I realized I completely forgot to post here two shots of the same subject I took 10 days ago in my home town with two different films.
It's St. John's belltower in Chiavari, Liguria, Italy
I admit I've been surprised by the more saturated colours of Portra (which is also recognizable for the more grain in shadow areas) than Ektar, despite of the same place and moment. Printed are even better.

Kodak Portra NC first
FM3A - Nikkor AIS 75-150 F/3.5 - Portra 400 NC - Polarizer
1/500s - F/11 - -0.3 EV


1163450698_5tXEU-X2.jpg



Kodak Ektar 100
1/250s - F/8 -0.3 EV


1163476788_L3Vwy-X2.jpg



I have another shot with the Portra but it's not relevant here.
 
I think if their marketing is correct we'll find that Porta 400 is pretty more like NC than VC.

I love the NC films for the most part. I'm always trying to lower contrast with my color films, as I'm shooting in bright daylight a lot.
 
Being in front of a small laptop makes things a bit uncertain... But it looks like your Ektar shot is a bit overexposed, and you Portra shot has a yellow component coming from the polarizer. I think the differences in tone come from both things, different filtering and exposure, but not from film designs... Ektar and Portra 400 NC are by definition and by ISO too, very different in color saturation if precisely exposed, and Ektar has more saturated color...

Cheers,

Juan
 
I think if their marketing is correct we'll find that Porta 400 is pretty more like NC than VC.

I love the NC films for the most part. I'm always trying to lower contrast with my color films, as I'm shooting in bright daylight a lot.
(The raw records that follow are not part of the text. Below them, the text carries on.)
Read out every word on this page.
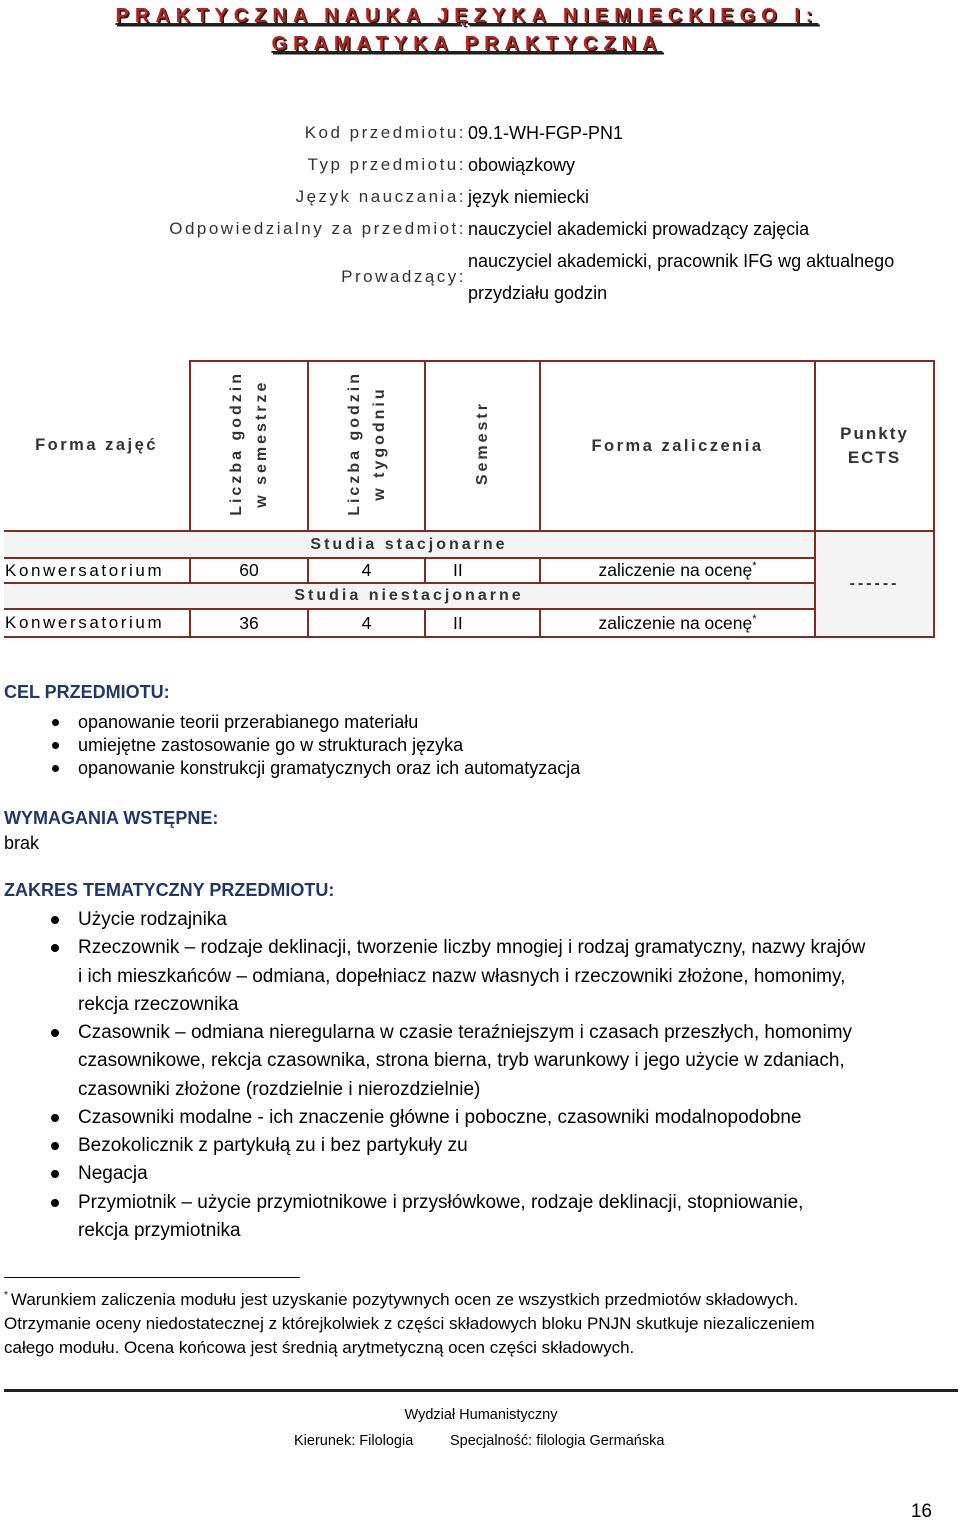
PRAKTYCZNA NAUKA JĘZYKA NIEMIECKIEGO I:
GRAMATYKA PRAKTYCZNA
Kod przedmiotu: 09.1-WH-FGP-PN1
Typ przedmiotu: obowiązkowy
Język nauczania: język niemiecki
Odpowiedzialny za przedmiot: nauczyciel akademicki prowadzący zajęcia
Prowadzący:
nauczyciel akademicki, pracownik IFG wg aktualnego
przydziału godzin
Forma zajęć	Liczba godzin w semestrze	Liczba godzin w tygodniu	Semestr	Forma zaliczenia	Punkty
ECTS

Studia stacjonarne					------
Konwersatorium	60	4	II	zaliczenie na ocenę*
Studia niestacjonarne					
Konwersatorium	36	4	II	zaliczenie na ocenę*
CEL PRZEDMIOTU:
opanowanie teorii przerabianego materiału
umiejętne zastosowanie go w strukturach języka
opanowanie konstrukcji gramatycznych oraz ich automatyzacja
WYMAGANIA WSTĘPNE:
brak
ZAKRES TEMATYCZNY PRZEDMIOTU:
Użycie rodzajnika
Rzeczownik – rodzaje deklinacji, tworzenie liczby mnogiej i rodzaj gramatyczny, nazwy krajów
i ich mieszkańców – odmiana, dopełniacz nazw własnych i rzeczowniki złożone, homonimy,
rekcja rzeczownika
Czasownik – odmiana nieregularna w czasie teraźniejszym i czasach przeszłych, homonimy
czasownikowe, rekcja czasownika, strona bierna, tryb warunkowy i jego użycie w zdaniach,
czasowniki złożone (rozdzielnie i nierozdzielnie)
Czasowniki modalne - ich znaczenie główne i poboczne, czasowniki modalnopodobne
Bezokolicznik z partykułą zu i bez partykuły zu
Negacja
Przymiotnik – użycie przymiotnikowe i przysłówkowe, rodzaje deklinacji, stopniowanie,
rekcja przymiotnika
* Warunkiem zaliczenia modułu jest uzyskanie pozytywnych ocen ze wszystkich przedmiotów składowych.
Otrzymanie oceny niedostatecznej z którejkolwiek z części składowych bloku PNJN skutkuje niezaliczeniem
całego modułu. Ocena końcowa jest średnią arytmetyczną ocen części składowych.
Wydział Humanistyczny
Kierunek: Filologia	Specjalność: filologia Germańska
16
According to what Kodak has put out the differences between Porta NC and VC became smaller and smaller with each new version. Which lead to the current version of Porta being released as a single film rather then as NC/VC versions as was done in the past.
That and the simple fact that the current market likely isn't large enough to support both versions.


Mike
 
My primary film of late for color has been Ektar 100. I've shot a few rolls of the New Portra 400 and it isn't Ektar. It does come closer to Ektar with regards to grain/granularity than 400NC, but the colors are much more saturated. You can adjust exposure, as above, to greatly reduce Ektar saturation.
 
Being in front of a small laptop makes things a bit uncertain... But it looks like your Ektar shot is a bit overexposed, and you Portra shot has a yellow component coming from the polarizer. I think the differences in tone come from both things, different filtering and exposure, but not from film designs... Ektar and Portra 400 NC are by definition and by ISO too, very different in color saturation if precisely exposed, and Ektar has more saturated color...

Cheers,

Juan

Ciao Juan

of course a difference in exposure is possible, although I tried to record them and shoot more or less from the same identical place,, it's possible final shot might have been +/- 0.5 EV than the other but in general, even if it was my mistake, what a nice mistake if Portra saturates colours so well !
 
I'm a little confused why you'd compare Ektar 100 to Portra 400 rather than say Portra 160 NC. Seems like a more fair comparison.
 
Ciao
My aim was NOT comparing strictly Ektar and Portra, yet I had the opportunity to take the same shot with two different rolls (the last frame of one and the first of a new roll) and I wanted to share it with you: different results aside, the two good news are the total absence of grain for the Ektar and the very nice colour saturation for the Portra NC (I'd have expected from the VC, eventually)
 
Ciao
they were scanned at the lab, I don't think they have a drum scanner but I don't find it to be a bad scan overall, no ? ( I've had much WORSE scans than this)
 
They're fine scans, but you can't really draw any serious comparisons based on scans done by someone else... One day, the scanner operator will prefer more contrast—the next day, less. It doesn't tell you anything about the films per se.
 
I see and you're right, yet I wouldn't go that deeper. If prints (and scans) are fine and often done the same way, I tend to consider THAT way THE way Portra or Ektar works for me. Then it's a "Like / don't like" thing. Theoretically right ? Maybe not. It works? Sure it does, until I go to the same lab.